Sonia Trehan, general manager of clothing chain Lee’s Fifth Avenue, cited the proliferation of overseas online shopping service providers – shipping companies facilitating purchases online directly from the US and other foreign markets— as a major issue affecting local retailers.
“Going by what we normally do, we are seeing a little decline, I am not sure if it’s because of the mushrooming of the online business,” Trehan said. “We have always voiced that online shipping is growing uncontrollably … the cost is that the local retail industry has been suffering.”
Pearson expressed similar sentiments to Trehan and cited what he indicated was an uneven playing field in taxes paid at the point of entry. Duty concessions are given to individuals when they shop online and import items up to a value of US$50. Commercial importers, however, reportedly pay full customs duty and other charges along with GCT to land the same items for retail.
“Once it is under US$50, there is no duty, which is so wrong because we have to pay serious duties on everything that we import,” Pearson said.
Pearson said high crime was also having a negative effect on retail activity, especially in St James where a flare-up in violence recently led to the government imposing a state of emergency in the parish.
“The crime situation affects everything – all the parties and functions,” he said. “Persons are (hesitant) about going out and if you don’t go to a function you don’t need a new shirt.”
Exacerbating the difficult market conditions has been the persistent rainfall since October – traditionally the wettest month – which the retailers believe has kept customers away from the shopping plazas and malls.
“It has been extremely slow, probably mostly attributable to the terrible weather we have had,” Michael Ammar Jr, owner of the Ammar’s chain of fashion stores, said.
Still, Ammar Jr and the other retailers expressed cautious optimism that consumers will embrace holiday spending, with the Ammar’s boss citing pent-up demand, lower prices and new merchandise as factors that could drive sales over the next few weeks.
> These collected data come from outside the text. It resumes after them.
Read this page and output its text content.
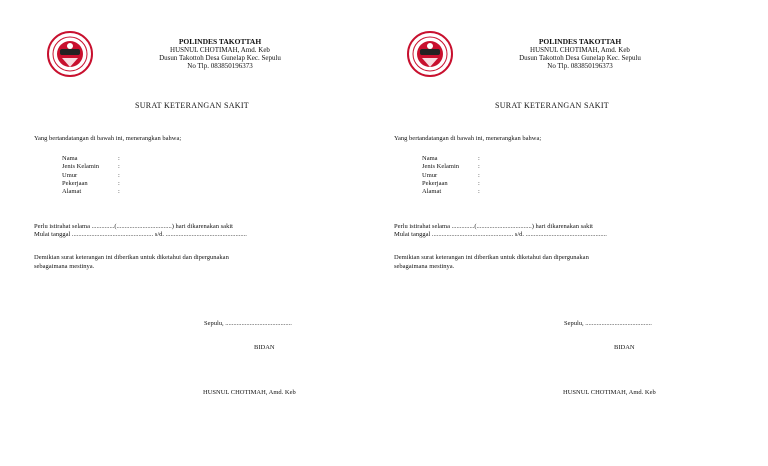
POLINDES TAKOTTAH
HUSNUL CHOTIMAH, Amd. Keb
Dusun Takottoh Desa Gunelap Kec. Sepulu
No Tlp. 083850196373
SURAT KETERANGAN SAKIT
Yang bertandatangan di bawah ini, menerangkan bahwa;
Nama	:
Jenis Kelamin	:
Umur	:
Pekerjaan	:
Alamat	:
Perlu istirahat selama ..............(..................................) hari dikarenakan sakit
Mulai tanggal .................................................. s/d. ..................................................
Demikian surat keterangan ini diberikan untuk diketahui dan dipergunakan
sebagaimana mestinya.
Sepulu, .........................................
BIDAN
HUSNUL CHOTIMAH, Amd. Keb
POLINDES TAKOTTAH
HUSNUL CHOTIMAH, Amd. Keb
Dusun Takottoh Desa Gunelap Kec. Sepulu
No Tlp. 083850196373
SURAT KETERANGAN SAKIT
Yang bertandatangan di bawah ini, menerangkan bahwa;
Nama	:
Jenis Kelamin	:
Umur	:
Pekerjaan	:
Alamat	:
Perlu istirahat selama ..............(..................................) hari dikarenakan sakit
Mulai tanggal .................................................. s/d. ..................................................
Demikian surat keterangan ini diberikan untuk diketahui dan dipergunakan
sebagaimana mestinya.
Sepulu, .........................................
BIDAN
HUSNUL CHOTIMAH, Amd. Keb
Ammar Jr said his store will be rolling out new merchandise beginning Black Friday, the shopping extravaganza that originated in the US and has spread across the world including Jamaica.
“Of course the season starts Black Friday weekend. This is the time of the year that our entire stock is new,” Ammar Jr said. “So, we are hoping for a good Black Friday weekend and hopefully that will go into Christmas.”
He said consumers will be met with favourable prices due to a decrease in freight rates from source markets such as China and the US.
“In our business, I am seeing very few price increases and more price reductions. We had seen some really big increases due to that freight problem with China and the whole hangover from COVID – I think that’s mostly out of the system now,” Ammar Jr said.
Pearson said Lloyd’s has gone “overboard” in its preparation for the season, stressing that “if you don’t have the goods, you don’t have a chance.”
He added, “We will be well stocked and, as usual, Lloyd’s will have all the right stuff at the best prices and the brands that people want… we are hoping that that, along with the atmosphere that we create, will encourage people.”
Trehan meanwhile noted that the bumper holiday shopping season “is starting later and later” each year and, against that background, expressed cautious optimism that retail activity will pick up significantly as it gets deeper into the holiday period.
“People used to start shopping from October and now people are starting in November. They are postponing buying decisions as much as possible. That’s mainly because of the general economy,” Trehan said.